According to estimates from the Motor Insurers’ Bureau (MIB), one person in the UK is injured every 20 minutes in an incident caused by either an uninsured or untraced driver. In response to this, police forces across England, Wales and Northern Ireland are collaborating on a month-long initiative, ‘Operation Drive Insured’, to raise awareness of the issue and improve safety on the roads by seizing the vehicles of uninsured drivers.

In 2018, MIB recorded more than 26,000 personal injuries from the types of collisions described above; additionally, it found that drivers who are uninsured are responsible for a disproportionate amount of fatalities on the road. An estimated 130 people are killed by either uninsured or untraced drivers annually in the UK. Government figures also put yearly economic losses from such incidents at more than £1.8 billion.

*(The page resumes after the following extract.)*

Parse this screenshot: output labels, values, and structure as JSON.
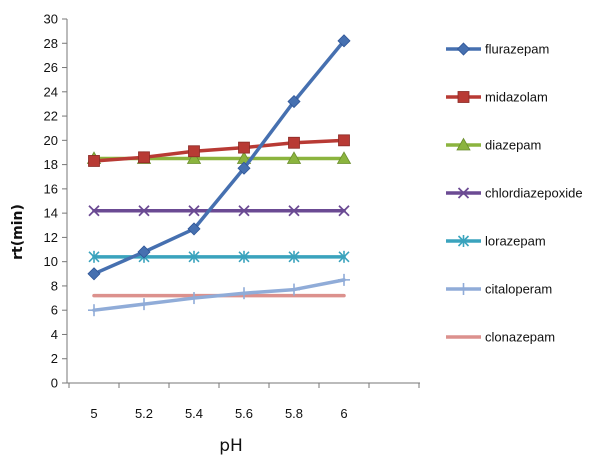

“This co-ordinated campaign highlights the issue of uninsured driving,” commented Chief Constable Anthony Bangham, NPCC Lead for roads policing, “and anyone stopped by the police who is not insured can expect to have their vehicle seized and face a substantial fine as a consequence.”

The insurance industry takes a beating from these incidents as well, with the economic impact to the industry estimated at £400 million annually – costs that are ultimately passed on to motorists through higher premiums.

“Having valid motor insurance is more than a legal requirement,” said Anna Fleming, MIB’s Chief Operating Officer. “It is designed to protect victims of road traffic collisions by providing them with financial compensation. We will continue our long-standing partnership with UK police to ensure that everyone on the roads has insurance and to make uninsured driving socially unacceptable.”

This last point is key – statistically, it seems that uninsured drivers are more likely to commit road offences because they do not feel obligated to drive safely. This is partly financial, but also a wider issue of social norms; hopefully, as well as taking the potentially dangerous vehicles of uninsured drivers off the roads, this initiative will increase the stigma around such illegal activities and encourage more motorists to get coverage.